Nyala Rindu dan Harapan

Eyang Habibie dan istri tercinta. Sumber gambar: okezone 

 “Tak perlu seseorang yang sempurna, cukup temukan orang yang selalu membuatmu bahagia dan lebih berarti dari siapapun.” – BJ Habibie.

Kalimat itu kembali teringat ketika pertanyaan-pertanyaan ajaib menghampiri gue akhir-akhir ini. Kemarin baru aja gue ikut Future Leader Challenge (FLC), rangkaian seleksi tahap akhir di Baktinusa. Banyak sekali hikmah yang gue dapatkan. Salah satunya adalah menjadi bersemangat dalam memperbaiki diri karena beasiswa yang gue dapet ini, sumbernya adalah dari dana zakat umat dan gue masuk ke dalam asnaf fii sabilillah. Masyaallah, masih merinding, terharu, dan merasa belum pantas mendapatkan gelar ini.

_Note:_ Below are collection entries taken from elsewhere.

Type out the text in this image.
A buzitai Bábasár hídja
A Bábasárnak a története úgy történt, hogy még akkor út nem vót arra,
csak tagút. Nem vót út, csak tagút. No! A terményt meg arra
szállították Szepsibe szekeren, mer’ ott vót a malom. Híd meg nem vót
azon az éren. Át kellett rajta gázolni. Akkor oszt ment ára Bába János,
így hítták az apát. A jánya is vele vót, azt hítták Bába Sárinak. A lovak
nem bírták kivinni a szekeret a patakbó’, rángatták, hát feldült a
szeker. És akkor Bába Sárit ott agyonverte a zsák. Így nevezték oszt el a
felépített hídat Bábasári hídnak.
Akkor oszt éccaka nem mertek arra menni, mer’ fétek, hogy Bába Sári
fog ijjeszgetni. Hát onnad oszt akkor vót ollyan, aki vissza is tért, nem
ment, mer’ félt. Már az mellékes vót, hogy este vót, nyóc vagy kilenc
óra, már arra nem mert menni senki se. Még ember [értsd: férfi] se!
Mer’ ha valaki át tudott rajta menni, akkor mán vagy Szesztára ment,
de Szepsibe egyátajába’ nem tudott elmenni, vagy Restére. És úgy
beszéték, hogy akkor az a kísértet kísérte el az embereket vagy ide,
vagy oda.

Doakan ya gais, gue bisa menjadi seseorang yang amanah dan fii sabilillah.

Oke, di salah satu sesi fasil kemarin, gue dapat pertanyaan.

“Zalfaa, target nikah umur berapa?”

Beberapa hari setelahnya, pertanyaan yang senada, terlontar dari bu lurah, tempat gue sedang menjalankan KKN.

“Mbak, sudah punya pacar belum?”

HMMM

Karena itu, gue menjadi tergelitik untuk menulis di tengah-tengah kesibukan KKN. Ini pas gue nulis sedang berada di teras rumah joglo milik pak lurah. Jadi, writing with a view gitu. Sejauh mata memandang, di depan gue terhampar berbagai macam tanaman hias yang menyejukkan mata. Selain itu, arsitektur bangunan kuno rumah joglo yang terawat, semakin membuat pw saat gue nulis ini. Cuaca juga mendung, jadi syahdu gitu deh buat nulis. Ok, here we go.

Sebenernya, gue selalu menghindar untuk menulis topik yang mengarah ke sini, tapi semakin dihindari, malah nggak bisa menerapkan self-awareness tentang hal ini. Oke, jadi izinkan gue mengemasnya dalam sebuah tulisan sederhana di sore hari.

Pertanyaan pertama, ketika fasil gue nanya kapan target nikah, awalnya gue menolak untuk menjawab. Yaa, karena target nikah gue nggak dalam waktu dekat, jadi pekiwuh mau jawab, wkwkwk tapi karena diminta untuk menjawab, akhirnya gue menyebutkan sebuah bilangan umur.

Pertanyaan kedua, gue jawab dengan senyuman hangat penuh tanda tanya. Pacar, apa itu pacar? Haha. Gue jawab, “ya doain aja ya, Bu”, eh beliau bilang, “oh brati sudah ada ya, Mba?”. Gue jawab dengan menggeleng sambil bilang belum, haha. Ya karena prinsip gue emang langsung nikah aja sih.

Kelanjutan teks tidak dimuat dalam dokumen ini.